One of the most impressive gains ever in stocks took at least a brief respite on Thursday, with Bitcoin Development Company MicroStrategy (MSTR) posting a double-digit percentage loss even as the price of bitcoin {{BTC}} soared to new levels . record high just under $100,000.
At one point lower, more than 20%, MicroStrategy ended the session with a loss of 16.2%. This move is little more than a big mistake on the longer-term chart, with shares still up more than fivefold in 2024 and almost eightfold ahead from year-ago levels.
“MicroStrategy [valuation] has completely divorced itself from bitcoin fundamentals,” Andrew Left of Citron Research wrote earlier today. A former stock market bull who four years ago recommended that investors get long bitcoin by buying MicroStrategy said he remains bullish on BTC but has hedged by going short. MSTR.
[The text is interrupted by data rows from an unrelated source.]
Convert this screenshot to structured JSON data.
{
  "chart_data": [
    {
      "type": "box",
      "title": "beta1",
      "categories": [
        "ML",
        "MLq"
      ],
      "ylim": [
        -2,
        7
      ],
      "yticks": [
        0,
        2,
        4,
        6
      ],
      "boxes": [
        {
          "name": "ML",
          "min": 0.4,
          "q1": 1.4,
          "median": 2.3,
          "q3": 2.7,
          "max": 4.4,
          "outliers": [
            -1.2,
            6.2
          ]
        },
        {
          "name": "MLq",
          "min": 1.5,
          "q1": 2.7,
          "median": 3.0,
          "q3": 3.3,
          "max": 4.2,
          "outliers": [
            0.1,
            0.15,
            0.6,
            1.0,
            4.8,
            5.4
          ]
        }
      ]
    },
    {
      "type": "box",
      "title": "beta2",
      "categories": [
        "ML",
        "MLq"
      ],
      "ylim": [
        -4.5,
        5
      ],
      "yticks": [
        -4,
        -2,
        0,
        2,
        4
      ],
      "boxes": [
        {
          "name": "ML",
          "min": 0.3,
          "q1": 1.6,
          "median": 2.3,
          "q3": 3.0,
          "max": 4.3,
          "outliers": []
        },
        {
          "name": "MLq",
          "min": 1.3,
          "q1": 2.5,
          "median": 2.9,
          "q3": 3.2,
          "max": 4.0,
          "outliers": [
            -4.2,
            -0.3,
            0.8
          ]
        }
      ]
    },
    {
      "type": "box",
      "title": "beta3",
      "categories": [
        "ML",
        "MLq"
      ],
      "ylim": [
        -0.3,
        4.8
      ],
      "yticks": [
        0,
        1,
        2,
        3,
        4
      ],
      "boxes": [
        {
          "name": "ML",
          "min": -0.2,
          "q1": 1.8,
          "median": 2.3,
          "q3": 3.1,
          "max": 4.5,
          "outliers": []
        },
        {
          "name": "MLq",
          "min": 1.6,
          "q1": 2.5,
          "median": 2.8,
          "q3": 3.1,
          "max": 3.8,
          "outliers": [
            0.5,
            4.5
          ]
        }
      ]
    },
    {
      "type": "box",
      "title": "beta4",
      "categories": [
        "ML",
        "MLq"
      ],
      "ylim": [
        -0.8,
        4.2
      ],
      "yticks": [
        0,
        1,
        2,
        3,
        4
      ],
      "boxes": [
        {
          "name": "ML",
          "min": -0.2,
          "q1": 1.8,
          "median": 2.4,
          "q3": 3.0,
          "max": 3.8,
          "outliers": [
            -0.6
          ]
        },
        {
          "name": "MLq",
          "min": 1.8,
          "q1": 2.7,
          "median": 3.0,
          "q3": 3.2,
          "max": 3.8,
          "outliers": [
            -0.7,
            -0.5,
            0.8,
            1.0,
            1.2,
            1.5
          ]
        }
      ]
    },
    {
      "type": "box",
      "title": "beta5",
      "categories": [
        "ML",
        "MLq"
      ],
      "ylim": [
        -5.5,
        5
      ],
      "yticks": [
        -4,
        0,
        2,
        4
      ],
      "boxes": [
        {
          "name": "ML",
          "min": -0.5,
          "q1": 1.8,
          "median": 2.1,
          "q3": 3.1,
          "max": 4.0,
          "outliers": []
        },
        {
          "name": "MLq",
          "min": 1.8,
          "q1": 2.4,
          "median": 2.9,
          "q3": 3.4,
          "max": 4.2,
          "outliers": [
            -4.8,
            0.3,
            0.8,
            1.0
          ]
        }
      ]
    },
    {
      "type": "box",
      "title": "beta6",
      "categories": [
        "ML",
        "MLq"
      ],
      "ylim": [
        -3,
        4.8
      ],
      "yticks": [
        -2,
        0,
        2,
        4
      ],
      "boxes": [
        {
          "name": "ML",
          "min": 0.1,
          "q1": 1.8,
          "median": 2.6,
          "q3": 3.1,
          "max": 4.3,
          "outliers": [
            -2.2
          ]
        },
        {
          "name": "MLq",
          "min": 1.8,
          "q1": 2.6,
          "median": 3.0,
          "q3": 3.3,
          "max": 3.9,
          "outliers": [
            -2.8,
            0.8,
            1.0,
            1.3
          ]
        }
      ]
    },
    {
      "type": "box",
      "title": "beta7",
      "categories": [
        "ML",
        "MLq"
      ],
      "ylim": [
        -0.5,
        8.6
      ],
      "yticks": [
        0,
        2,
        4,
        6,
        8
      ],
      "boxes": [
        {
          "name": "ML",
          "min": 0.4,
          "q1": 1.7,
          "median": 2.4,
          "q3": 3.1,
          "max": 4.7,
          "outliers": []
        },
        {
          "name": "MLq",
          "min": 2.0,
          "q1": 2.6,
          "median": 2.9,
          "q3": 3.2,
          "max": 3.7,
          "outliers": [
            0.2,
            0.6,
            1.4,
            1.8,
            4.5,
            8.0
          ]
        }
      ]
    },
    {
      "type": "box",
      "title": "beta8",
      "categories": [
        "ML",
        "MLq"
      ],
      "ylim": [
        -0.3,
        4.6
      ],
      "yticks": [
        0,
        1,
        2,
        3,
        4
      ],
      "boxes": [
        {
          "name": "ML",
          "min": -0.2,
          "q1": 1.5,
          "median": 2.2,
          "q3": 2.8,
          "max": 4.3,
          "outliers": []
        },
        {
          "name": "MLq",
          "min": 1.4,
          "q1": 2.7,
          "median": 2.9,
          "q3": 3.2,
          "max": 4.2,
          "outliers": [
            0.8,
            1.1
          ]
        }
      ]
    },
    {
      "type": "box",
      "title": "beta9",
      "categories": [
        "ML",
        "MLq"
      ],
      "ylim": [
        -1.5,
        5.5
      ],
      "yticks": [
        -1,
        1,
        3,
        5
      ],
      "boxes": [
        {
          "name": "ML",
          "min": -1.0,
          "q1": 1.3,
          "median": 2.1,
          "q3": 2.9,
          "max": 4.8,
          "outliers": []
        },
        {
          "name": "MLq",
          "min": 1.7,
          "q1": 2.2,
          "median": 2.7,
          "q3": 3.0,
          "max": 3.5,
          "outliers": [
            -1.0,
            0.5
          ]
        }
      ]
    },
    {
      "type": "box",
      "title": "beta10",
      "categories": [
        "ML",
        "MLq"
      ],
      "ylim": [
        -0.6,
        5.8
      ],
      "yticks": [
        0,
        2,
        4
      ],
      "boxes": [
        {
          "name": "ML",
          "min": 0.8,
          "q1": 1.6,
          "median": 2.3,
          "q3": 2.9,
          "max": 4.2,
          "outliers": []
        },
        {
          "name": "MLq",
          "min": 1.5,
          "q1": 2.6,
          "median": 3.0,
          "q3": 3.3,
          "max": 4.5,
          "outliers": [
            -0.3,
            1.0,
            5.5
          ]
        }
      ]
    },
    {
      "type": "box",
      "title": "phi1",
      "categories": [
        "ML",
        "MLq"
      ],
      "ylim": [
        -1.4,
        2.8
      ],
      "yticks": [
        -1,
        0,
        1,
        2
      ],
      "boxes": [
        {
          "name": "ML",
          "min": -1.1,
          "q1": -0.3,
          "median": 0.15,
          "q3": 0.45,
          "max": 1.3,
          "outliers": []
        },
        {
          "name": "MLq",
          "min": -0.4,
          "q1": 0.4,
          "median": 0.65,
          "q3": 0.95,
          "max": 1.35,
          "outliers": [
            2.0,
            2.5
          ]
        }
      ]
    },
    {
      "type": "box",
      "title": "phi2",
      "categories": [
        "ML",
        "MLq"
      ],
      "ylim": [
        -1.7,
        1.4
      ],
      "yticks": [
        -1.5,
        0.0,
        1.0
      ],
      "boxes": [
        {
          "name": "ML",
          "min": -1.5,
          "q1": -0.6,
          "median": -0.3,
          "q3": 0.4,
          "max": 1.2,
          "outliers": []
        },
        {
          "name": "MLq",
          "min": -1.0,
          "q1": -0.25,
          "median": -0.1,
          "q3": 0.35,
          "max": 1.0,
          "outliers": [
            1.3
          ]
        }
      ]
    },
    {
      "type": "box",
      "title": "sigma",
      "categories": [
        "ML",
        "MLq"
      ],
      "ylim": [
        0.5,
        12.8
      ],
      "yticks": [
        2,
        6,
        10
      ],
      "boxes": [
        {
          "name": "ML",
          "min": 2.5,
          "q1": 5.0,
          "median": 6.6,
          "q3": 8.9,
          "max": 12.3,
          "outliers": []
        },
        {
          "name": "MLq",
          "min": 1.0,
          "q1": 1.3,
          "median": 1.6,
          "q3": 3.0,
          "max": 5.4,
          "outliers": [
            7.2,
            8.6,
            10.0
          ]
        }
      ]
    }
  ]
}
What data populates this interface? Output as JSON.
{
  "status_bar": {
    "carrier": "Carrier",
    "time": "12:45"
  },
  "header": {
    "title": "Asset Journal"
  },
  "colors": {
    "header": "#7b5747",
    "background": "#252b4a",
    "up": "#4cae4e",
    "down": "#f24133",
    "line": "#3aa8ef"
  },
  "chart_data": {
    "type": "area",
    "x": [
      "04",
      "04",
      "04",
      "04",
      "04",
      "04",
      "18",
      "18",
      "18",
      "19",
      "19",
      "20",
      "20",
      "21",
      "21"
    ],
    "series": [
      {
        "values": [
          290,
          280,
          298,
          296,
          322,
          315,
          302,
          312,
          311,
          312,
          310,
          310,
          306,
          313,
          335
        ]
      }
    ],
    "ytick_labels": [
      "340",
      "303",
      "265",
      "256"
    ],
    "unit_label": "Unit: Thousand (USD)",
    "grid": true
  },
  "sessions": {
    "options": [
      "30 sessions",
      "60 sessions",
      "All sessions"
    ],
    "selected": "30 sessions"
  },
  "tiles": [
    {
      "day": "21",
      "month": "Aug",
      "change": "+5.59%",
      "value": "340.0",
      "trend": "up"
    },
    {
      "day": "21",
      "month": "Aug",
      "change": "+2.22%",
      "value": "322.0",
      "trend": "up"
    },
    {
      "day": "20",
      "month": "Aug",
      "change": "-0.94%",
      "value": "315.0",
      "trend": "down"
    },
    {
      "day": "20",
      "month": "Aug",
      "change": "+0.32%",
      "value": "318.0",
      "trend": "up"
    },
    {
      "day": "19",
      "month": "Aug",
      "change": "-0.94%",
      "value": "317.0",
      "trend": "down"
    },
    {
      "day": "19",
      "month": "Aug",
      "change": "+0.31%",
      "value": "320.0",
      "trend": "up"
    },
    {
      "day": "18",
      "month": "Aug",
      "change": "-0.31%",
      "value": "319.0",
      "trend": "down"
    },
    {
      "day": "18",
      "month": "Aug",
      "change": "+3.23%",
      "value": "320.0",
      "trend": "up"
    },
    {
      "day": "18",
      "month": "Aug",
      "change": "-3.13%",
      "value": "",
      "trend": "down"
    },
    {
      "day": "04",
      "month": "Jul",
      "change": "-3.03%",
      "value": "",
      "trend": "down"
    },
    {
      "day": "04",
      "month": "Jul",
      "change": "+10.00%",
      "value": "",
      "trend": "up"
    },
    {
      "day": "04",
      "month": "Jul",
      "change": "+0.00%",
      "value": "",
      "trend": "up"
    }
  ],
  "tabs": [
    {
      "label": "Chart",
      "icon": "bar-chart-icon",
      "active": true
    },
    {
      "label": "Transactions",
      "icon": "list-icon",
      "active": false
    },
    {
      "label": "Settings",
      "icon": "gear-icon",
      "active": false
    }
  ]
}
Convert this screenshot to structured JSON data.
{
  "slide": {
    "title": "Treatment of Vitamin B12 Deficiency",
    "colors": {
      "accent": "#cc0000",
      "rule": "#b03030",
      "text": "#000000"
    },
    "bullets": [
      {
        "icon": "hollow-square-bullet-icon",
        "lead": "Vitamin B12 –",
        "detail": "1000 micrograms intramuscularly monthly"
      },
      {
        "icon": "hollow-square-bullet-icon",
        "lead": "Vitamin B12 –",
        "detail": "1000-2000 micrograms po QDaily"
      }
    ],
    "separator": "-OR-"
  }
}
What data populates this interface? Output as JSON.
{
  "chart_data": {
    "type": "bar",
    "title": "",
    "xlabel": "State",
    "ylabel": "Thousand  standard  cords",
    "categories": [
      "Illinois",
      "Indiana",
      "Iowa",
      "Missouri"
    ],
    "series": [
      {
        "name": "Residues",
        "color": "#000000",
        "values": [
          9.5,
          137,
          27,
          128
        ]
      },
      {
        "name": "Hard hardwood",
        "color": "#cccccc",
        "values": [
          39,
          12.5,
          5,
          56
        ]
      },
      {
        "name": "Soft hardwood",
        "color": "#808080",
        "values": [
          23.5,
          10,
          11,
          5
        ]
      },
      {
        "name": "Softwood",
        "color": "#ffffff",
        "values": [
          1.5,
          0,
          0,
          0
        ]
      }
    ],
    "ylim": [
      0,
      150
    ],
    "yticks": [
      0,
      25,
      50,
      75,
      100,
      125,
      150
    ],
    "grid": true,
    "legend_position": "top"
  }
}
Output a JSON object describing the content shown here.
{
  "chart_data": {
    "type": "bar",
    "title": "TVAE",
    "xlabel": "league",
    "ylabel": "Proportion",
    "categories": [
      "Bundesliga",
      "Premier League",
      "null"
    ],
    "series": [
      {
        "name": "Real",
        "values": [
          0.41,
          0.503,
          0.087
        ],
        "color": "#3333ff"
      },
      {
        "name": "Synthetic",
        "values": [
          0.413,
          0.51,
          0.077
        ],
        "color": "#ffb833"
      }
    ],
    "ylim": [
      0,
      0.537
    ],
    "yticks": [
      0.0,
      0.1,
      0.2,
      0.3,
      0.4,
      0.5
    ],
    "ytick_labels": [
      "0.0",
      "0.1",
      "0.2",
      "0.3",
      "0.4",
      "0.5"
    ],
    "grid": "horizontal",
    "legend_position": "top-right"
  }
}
Of that valuation, MicroStrategy’s market cap yesterday and earlier on Thursday was $100 million, or more than three times the value of the roughly 331,000 bitcoin on its balance sheet ($32.5 million at the current price of nearly $98,000). With the current price drop, MicroStrategy’s market cap has fallen to around $80 million.
“MicroStrategy officially meets my criteria for a textbook parabolic short,” wrote widely followed technician Bracco on X ahead of the market open on Thursday. Bracco posted three consecutive days of double-digit percentage gains and another big overnight gain, among other factors including that MSTR’s dollar volume on Wednesday was higher than that of mega-cap names like Nvidia and Tesla and that a leveraged ETF was issued specifically for the shares. the fifth most traded fund in the entire market.
Writing early Thursday in the WSJ’s Heard on the Street column, Jonathan Weil noted the positive flywheel effect that has given stocks such a boost lately. The stock’s high valuation allows the company to raise capital and buy bitcoin at favorable prices. Bitcoin rises, stocks rise further, executive chairman Michael Saylor and team buy even more bitcoin. And so on.